On a much larger scale, and from a completely different perspective, Houston-based DKRW Energy signed an option agreement with Arch Coal to acquire undeveloped coal reserves in the Carbon Basin of Carbon County, Wyoming to provide the feedstock for a $2.75-billion integrated power and coal-to-liquids (CTL) facility to be located near Medicine Bow, Wyoming. The company estimates using 6 million tons of coal per year in the plant.
The integrated facility (which seems like it will be an advanced IGCC (coal-based Integrated Gasification Combined Cycle)-style plant) will create a synthesis gas from the coal. Some of this syngas flows to a Fischer-Tropsch liquefaction system to produce 33,000 barrels per day of synthetic diesel and naptha.

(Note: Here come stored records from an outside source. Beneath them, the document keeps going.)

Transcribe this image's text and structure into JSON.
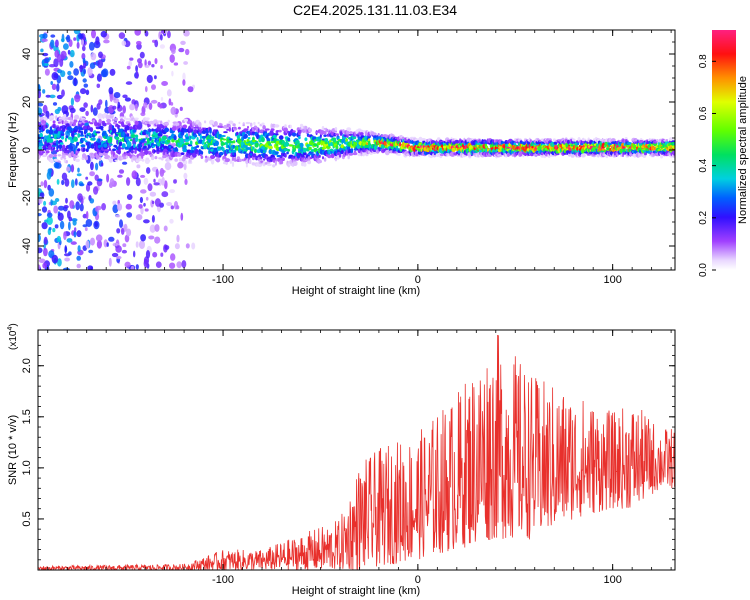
{
  "figure": {
    "title": "C2E4.2025.131.11.03.E34"
  },
  "chart_data": [
    {
      "type": "heatmap",
      "title": "C2E4.2025.131.11.03.E34",
      "xlabel": "Height of straight line (km)",
      "ylabel": "Frequency (Hz)",
      "xlim": [
        -195,
        132
      ],
      "ylim": [
        -50,
        50
      ],
      "x_ticks": [
        -100,
        0,
        100
      ],
      "y_ticks": [
        -40,
        -20,
        0,
        20,
        40
      ],
      "colorbar": {
        "label": "Normalized spectral amplitude",
        "range": [
          0,
          0.92
        ],
        "ticks": [
          0.0,
          0.2,
          0.4,
          0.6,
          0.8
        ]
      },
      "band_profile": [
        {
          "x": -185,
          "center_hz": 5,
          "half_width_hz": 8,
          "peak": 0.35
        },
        {
          "x": -160,
          "center_hz": 5,
          "half_width_hz": 8,
          "peak": 0.4
        },
        {
          "x": -130,
          "center_hz": 4,
          "half_width_hz": 7,
          "peak": 0.45
        },
        {
          "x": -100,
          "center_hz": 3,
          "half_width_hz": 7,
          "peak": 0.5
        },
        {
          "x": -75,
          "center_hz": 2,
          "half_width_hz": 7,
          "peak": 0.55
        },
        {
          "x": -50,
          "center_hz": 2,
          "half_width_hz": 6,
          "peak": 0.55
        },
        {
          "x": -30,
          "center_hz": 3,
          "half_width_hz": 4,
          "peak": 0.6
        },
        {
          "x": -20,
          "center_hz": 3,
          "half_width_hz": 3,
          "peak": 0.8
        },
        {
          "x": 0,
          "center_hz": 1,
          "half_width_hz": 2.5,
          "peak": 0.9
        },
        {
          "x": 50,
          "center_hz": 1,
          "half_width_hz": 2.5,
          "peak": 0.9
        },
        {
          "x": 100,
          "center_hz": 1,
          "half_width_hz": 2.5,
          "peak": 0.9
        },
        {
          "x": 130,
          "center_hz": 1,
          "half_width_hz": 2.5,
          "peak": 0.85
        }
      ],
      "background_scatter_region": {
        "x": [
          -195,
          -115
        ],
        "y": [
          -50,
          50
        ],
        "level": 0.1
      }
    },
    {
      "type": "line",
      "xlabel": "Height of straight line (km)",
      "ylabel": "SNR (10 * v/v)",
      "y_multiplier": "(x10",
      "y_multiplier_exp": "4",
      "y_multiplier_close": ")",
      "xlim": [
        -195,
        132
      ],
      "ylim": [
        0,
        2.35
      ],
      "x_ticks": [
        -100,
        0,
        100
      ],
      "y_ticks": [
        0.5,
        1.0,
        1.5,
        2.0
      ],
      "y_tick_labels": [
        "0.5",
        "1.0",
        "1.5",
        "2.0"
      ],
      "series": [
        {
          "color": "#e8302c",
          "envelope": [
            {
              "x": -195,
              "lo": 0.0,
              "hi": 0.04
            },
            {
              "x": -150,
              "lo": 0.0,
              "hi": 0.05
            },
            {
              "x": -120,
              "lo": 0.0,
              "hi": 0.06
            },
            {
              "x": -100,
              "lo": 0.0,
              "hi": 0.2
            },
            {
              "x": -80,
              "lo": 0.0,
              "hi": 0.2
            },
            {
              "x": -60,
              "lo": 0.0,
              "hi": 0.35
            },
            {
              "x": -40,
              "lo": 0.0,
              "hi": 0.5
            },
            {
              "x": -30,
              "lo": 0.0,
              "hi": 1.05
            },
            {
              "x": -15,
              "lo": 0.05,
              "hi": 1.25
            },
            {
              "x": 0,
              "lo": 0.1,
              "hi": 1.35
            },
            {
              "x": 20,
              "lo": 0.2,
              "hi": 1.75
            },
            {
              "x": 40,
              "lo": 0.3,
              "hi": 2.35
            },
            {
              "x": 60,
              "lo": 0.3,
              "hi": 1.9
            },
            {
              "x": 80,
              "lo": 0.5,
              "hi": 1.75
            },
            {
              "x": 100,
              "lo": 0.6,
              "hi": 1.55
            },
            {
              "x": 110,
              "lo": 0.6,
              "hi": 1.65
            },
            {
              "x": 125,
              "lo": 0.8,
              "hi": 1.4
            },
            {
              "x": 132,
              "lo": 0.8,
              "hi": 1.4
            }
          ]
        }
      ]
    }
  ]
}
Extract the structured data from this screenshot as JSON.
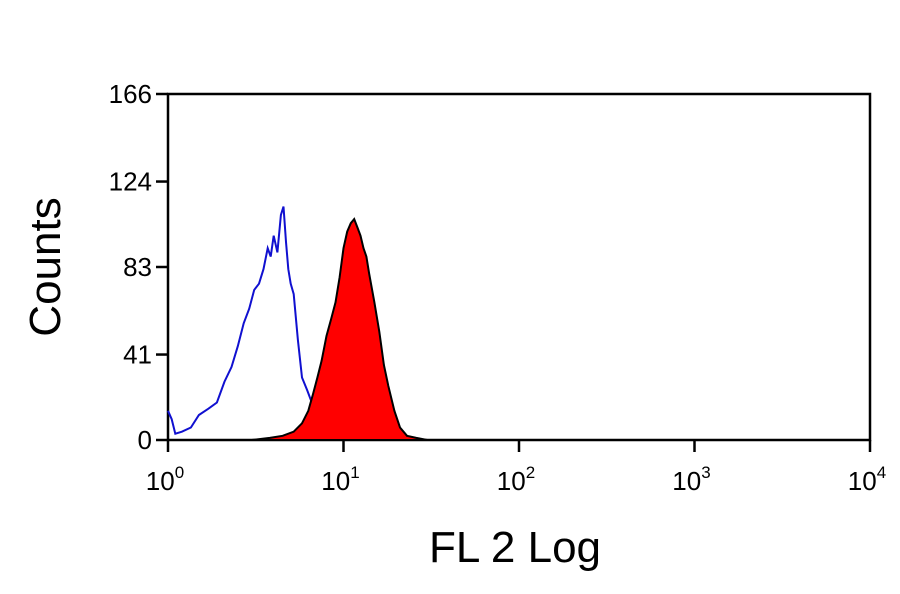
{
  "chart_data": {
    "type": "area",
    "xlabel": "FL 2 Log",
    "ylabel": "Counts",
    "x_scale": "log",
    "xlim": [
      1,
      10000
    ],
    "ylim": [
      0,
      166
    ],
    "x_ticks": [
      {
        "value": 1,
        "base": "10",
        "exp": "0"
      },
      {
        "value": 10,
        "base": "10",
        "exp": "1"
      },
      {
        "value": 100,
        "base": "10",
        "exp": "2"
      },
      {
        "value": 1000,
        "base": "10",
        "exp": "3"
      },
      {
        "value": 10000,
        "base": "10",
        "exp": "4"
      }
    ],
    "y_ticks": [
      0,
      41,
      83,
      124,
      166
    ],
    "grid": false,
    "legend": "none",
    "series": [
      {
        "style": "outline",
        "color": "#1010d0",
        "x": [
          1.0,
          1.05,
          1.1,
          1.2,
          1.35,
          1.5,
          1.7,
          1.9,
          2.1,
          2.3,
          2.5,
          2.7,
          2.9,
          3.1,
          3.3,
          3.5,
          3.7,
          3.85,
          4.0,
          4.2,
          4.4,
          4.55,
          4.7,
          4.85,
          5.0,
          5.2,
          5.5,
          5.8,
          6.2,
          6.6,
          7.0,
          7.5,
          8.0,
          8.6,
          9.2,
          10.0,
          11.0,
          12.0,
          14.0,
          17.0,
          20.0
        ],
        "y": [
          14,
          10,
          3,
          4,
          6,
          12,
          15,
          18,
          28,
          35,
          45,
          56,
          63,
          72,
          75,
          82,
          92,
          88,
          98,
          90,
          108,
          112,
          95,
          82,
          75,
          70,
          48,
          30,
          24,
          18,
          14,
          8,
          5,
          3,
          2,
          2,
          1,
          1,
          0,
          0,
          0
        ]
      },
      {
        "style": "filled",
        "color": "#ff0000",
        "outline": "#000000",
        "x": [
          3.0,
          3.8,
          4.5,
          5.2,
          5.8,
          6.3,
          6.7,
          7.1,
          7.5,
          8.0,
          8.5,
          9.0,
          9.5,
          10.0,
          10.5,
          11.0,
          11.5,
          12.0,
          12.5,
          13.0,
          13.5,
          14.0,
          15.0,
          16.0,
          17.0,
          18.0,
          19.5,
          21.0,
          23.0,
          26.0,
          30.0
        ],
        "y": [
          0,
          1,
          2,
          4,
          8,
          14,
          22,
          30,
          38,
          50,
          58,
          66,
          78,
          92,
          100,
          104,
          106,
          102,
          98,
          92,
          88,
          80,
          66,
          52,
          36,
          26,
          14,
          6,
          2,
          1,
          0
        ]
      }
    ]
  }
}
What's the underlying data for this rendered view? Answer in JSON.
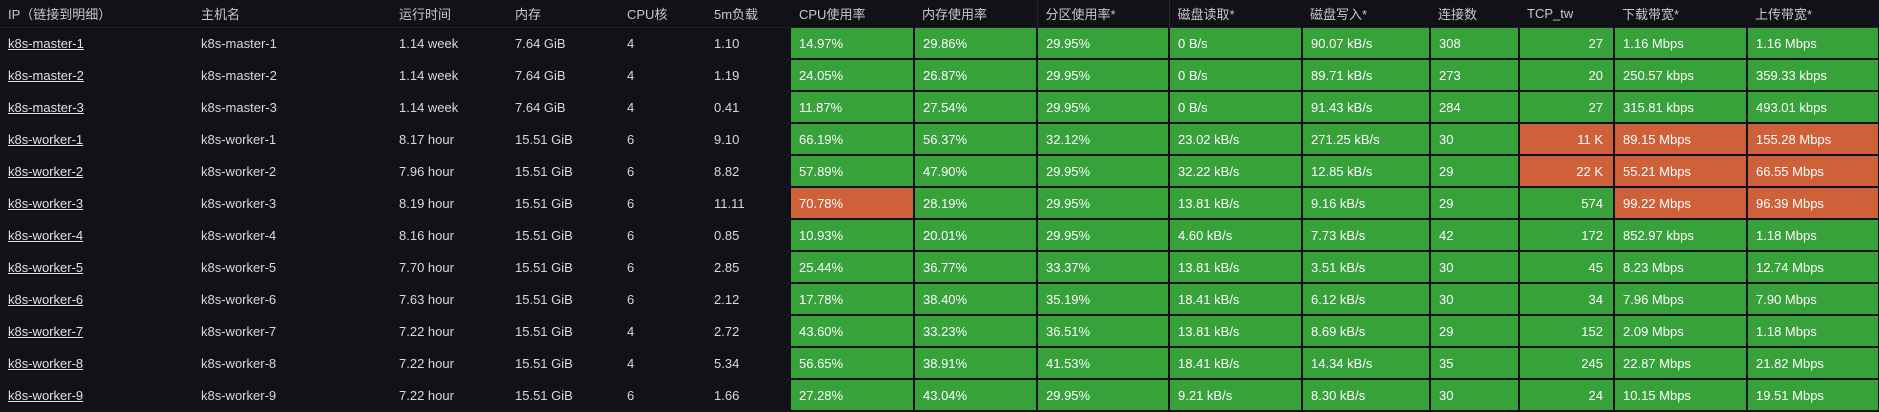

The rest of the gas will support gas and steam turbines for a 350 MW power generation system. (GCC)
The resulting F-T diesel is very clean—the energy and emissions cost in generating it is very high, however. The gasification process is cleaner than a conventional coal-fired power generating facility. The Illinois Sierra Club, in a campaign against a new conventional coal plant, compared that facility to gassified, natural gas and wind power plants with similar output. The gassified plant produced 83% less sulfur dioxide, 76% less CO, 38% fewer oxides of nitrogen, 36% less PM and 7.5% less mercury. That said, a gassified plant still produces substantially more than the gas plant. The wind plant, of course, produces zero.